Selain itu, agroforestry sawit dapat menjawab salah satu kritik terbesar terhadap ekspansi sawit monokultur yaitu hilangnya keanekaragaman hayati (biodiversity loss).
Dalam sistem monokultur, struktur vegetasi yang seragam menyebabkan habitat alami bagi satwa liar hilang.
Namun, agroforestry sawit memungkinkan restorasi sebagian habitat alami melalui peningkatan heterogenitas lanskap.
Berbagai penelitian menunjukkan bahwa agroforestry sawit dapat mempertahankan hingga 40–60% keanekaragaman spesies tumbuhan dan serangga yang biasa ditemukan di hutan sekunder.
Ini jauh lebih tinggi dibandingkan dengan perkebunan sawit monokultur yang hanya menyisakan kurang dari 15% keanekaragaman hayati hutan asal.
Jenis tanaman penyerta yang digunakan dalam agroforestry juga penting. Misalnya, menanam pohon buah lokal atau pohon penghasil pakan burung dapat menarik kembali spesies burung, lebah penyerbuk, dan hewan kecil lainnya.
Ini penting dalam memulihkan fungsi ekologis seperti penyerbukan, pengendalian hama alami, dan daur hara.Selain dari sisi keanekaragaman hayati, agroforestry sawit juga memiliki keunggulan signifikan dalam penyerapan karbon.
Monokultur sawit memiliki kapasitas simpan karbon sekitar 40–60 ton karbon per hektar, tergantung usia tanaman dan pengelolaan.

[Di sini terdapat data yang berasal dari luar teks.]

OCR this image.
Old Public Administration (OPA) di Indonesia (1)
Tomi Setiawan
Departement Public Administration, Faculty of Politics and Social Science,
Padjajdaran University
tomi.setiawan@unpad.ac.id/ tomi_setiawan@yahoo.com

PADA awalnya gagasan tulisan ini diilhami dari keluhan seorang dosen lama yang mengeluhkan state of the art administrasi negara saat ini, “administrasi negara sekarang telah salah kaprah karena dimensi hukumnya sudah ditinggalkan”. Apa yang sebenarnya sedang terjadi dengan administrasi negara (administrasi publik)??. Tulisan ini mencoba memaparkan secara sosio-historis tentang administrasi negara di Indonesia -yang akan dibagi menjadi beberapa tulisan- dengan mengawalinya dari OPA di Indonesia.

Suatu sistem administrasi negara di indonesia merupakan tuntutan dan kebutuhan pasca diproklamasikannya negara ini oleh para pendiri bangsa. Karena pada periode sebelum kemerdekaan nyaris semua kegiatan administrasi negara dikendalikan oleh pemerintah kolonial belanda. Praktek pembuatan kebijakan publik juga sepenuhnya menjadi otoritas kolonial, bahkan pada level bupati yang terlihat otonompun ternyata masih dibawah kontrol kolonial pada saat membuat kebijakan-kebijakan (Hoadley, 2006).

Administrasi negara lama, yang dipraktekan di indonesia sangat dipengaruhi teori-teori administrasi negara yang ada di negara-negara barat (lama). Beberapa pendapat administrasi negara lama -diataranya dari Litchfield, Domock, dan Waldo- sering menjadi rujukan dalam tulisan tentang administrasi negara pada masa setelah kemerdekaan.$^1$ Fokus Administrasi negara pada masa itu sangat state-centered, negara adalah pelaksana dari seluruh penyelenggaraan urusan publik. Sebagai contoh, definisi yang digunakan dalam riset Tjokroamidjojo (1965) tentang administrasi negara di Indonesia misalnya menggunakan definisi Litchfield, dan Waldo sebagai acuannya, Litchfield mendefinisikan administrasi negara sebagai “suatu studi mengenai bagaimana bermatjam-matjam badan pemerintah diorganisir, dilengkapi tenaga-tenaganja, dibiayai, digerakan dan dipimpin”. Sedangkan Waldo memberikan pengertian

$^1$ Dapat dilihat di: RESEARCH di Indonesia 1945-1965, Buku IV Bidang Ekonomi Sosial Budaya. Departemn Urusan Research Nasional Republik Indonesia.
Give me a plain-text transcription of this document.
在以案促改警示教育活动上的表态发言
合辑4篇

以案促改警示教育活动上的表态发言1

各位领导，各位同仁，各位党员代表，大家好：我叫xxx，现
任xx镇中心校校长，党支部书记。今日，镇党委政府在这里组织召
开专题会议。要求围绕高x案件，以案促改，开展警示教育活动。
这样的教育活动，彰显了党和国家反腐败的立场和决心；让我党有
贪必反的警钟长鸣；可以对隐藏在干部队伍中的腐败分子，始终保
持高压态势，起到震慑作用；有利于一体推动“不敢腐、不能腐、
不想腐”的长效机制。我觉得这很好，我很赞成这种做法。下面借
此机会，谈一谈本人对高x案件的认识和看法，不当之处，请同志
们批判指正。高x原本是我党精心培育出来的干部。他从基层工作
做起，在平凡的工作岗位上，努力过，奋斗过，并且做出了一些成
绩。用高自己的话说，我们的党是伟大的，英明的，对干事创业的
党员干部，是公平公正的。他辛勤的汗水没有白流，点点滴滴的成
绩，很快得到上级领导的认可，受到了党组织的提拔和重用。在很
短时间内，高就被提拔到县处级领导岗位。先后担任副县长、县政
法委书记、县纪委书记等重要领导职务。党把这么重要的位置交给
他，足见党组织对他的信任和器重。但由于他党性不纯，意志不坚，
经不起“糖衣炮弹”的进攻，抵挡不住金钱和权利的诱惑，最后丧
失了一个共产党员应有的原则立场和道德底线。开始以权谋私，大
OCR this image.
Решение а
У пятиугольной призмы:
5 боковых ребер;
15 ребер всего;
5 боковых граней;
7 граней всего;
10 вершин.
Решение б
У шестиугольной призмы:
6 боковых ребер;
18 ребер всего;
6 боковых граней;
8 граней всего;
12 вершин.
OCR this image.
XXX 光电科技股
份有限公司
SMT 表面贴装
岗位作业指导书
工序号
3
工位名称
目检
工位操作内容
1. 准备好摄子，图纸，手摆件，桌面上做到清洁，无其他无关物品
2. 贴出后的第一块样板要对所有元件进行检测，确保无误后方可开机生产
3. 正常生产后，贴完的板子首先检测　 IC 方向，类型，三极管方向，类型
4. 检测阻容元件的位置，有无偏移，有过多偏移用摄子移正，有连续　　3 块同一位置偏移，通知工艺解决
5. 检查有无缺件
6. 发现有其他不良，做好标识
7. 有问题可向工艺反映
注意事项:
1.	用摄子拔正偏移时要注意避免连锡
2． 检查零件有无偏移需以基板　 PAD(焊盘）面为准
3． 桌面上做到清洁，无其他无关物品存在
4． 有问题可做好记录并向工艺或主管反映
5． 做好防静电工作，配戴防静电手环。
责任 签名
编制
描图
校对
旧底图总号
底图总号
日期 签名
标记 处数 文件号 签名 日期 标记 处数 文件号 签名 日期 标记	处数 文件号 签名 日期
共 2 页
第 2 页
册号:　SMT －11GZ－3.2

Namun, berdasarkan penelitian yang dilakukan oleh berbagai pihak, agroforestry sawit dengan kombinasi pohon berkayu dapat meningkatkan simpanan karbon hingga 80–120 ton per hektar dalam 20 tahun siklus tanam.
Hal ini disebabkan oleh kontribusi pohon kehutanan yang memiliki biomassa lebih besar dan sistem perakaran yang lebih dalam.
Sistem akar dalam juga membantu meningkatkan kandungan karbon organik tanah (soil organic carbon), yang berfungsi sebagai penyangga iklim mikro dan meningkatkan kesuburan jangka panjang.
Agroforestry sawit juga berperan dalam mitigasi emisi karbon dari lahan gambut dan tanah mineral terdegradasi.
Dengan mencegah pembukaan hutan total dan mengintegrasikan tutupan vegetasi permanen, sistem ini mengurangi potensi emisi karbon yang biasanya dihasilkan dari konversi lahan.
Keunggulan agroforestry sawit bukan hanya pada aspek lingkungan, tetapi juga pada peningkatan ketahanan ekonomi petani.
Sistem ini memberi diversifikasi sumber pendapatan, sehingga petani tidak hanya mengandalkan tandan buah segar sawit, tetapi juga dapat memperoleh hasil dari kayu, buah, tanaman obat, maupun hasil hutan bukan kayu lainnya.
Dalam konteks perubahan iklim dan degradasi lahan, sistem agroforestry juga lebih tahan terhadap cuaca ekstrem seperti kekeringan atau hujan lebat karena struktur vegetasinya yang lebih kompleks mampu menahan air lebih lama dan mengurangi erosi tanah.
Meskipun agroforestry sawit menawarkan banyak manfaat, implementasinya di lapangan menghadapi beberapa tantangan.
Kurangnya pengetahuan dan keterampilan petani dalam mengelola sistem agroforestry, keterbatasan akses terhadap pasar untuk produk non-sawit, serta kebijakan yang belum sepenuhnya mendukung menjadi hambatan utama.
Untuk mengatasi tantangan ini, diperlukan dukungan dari berbagai pihak, termasuk pemerintah, lembaga penelitian, dan sektor swasta.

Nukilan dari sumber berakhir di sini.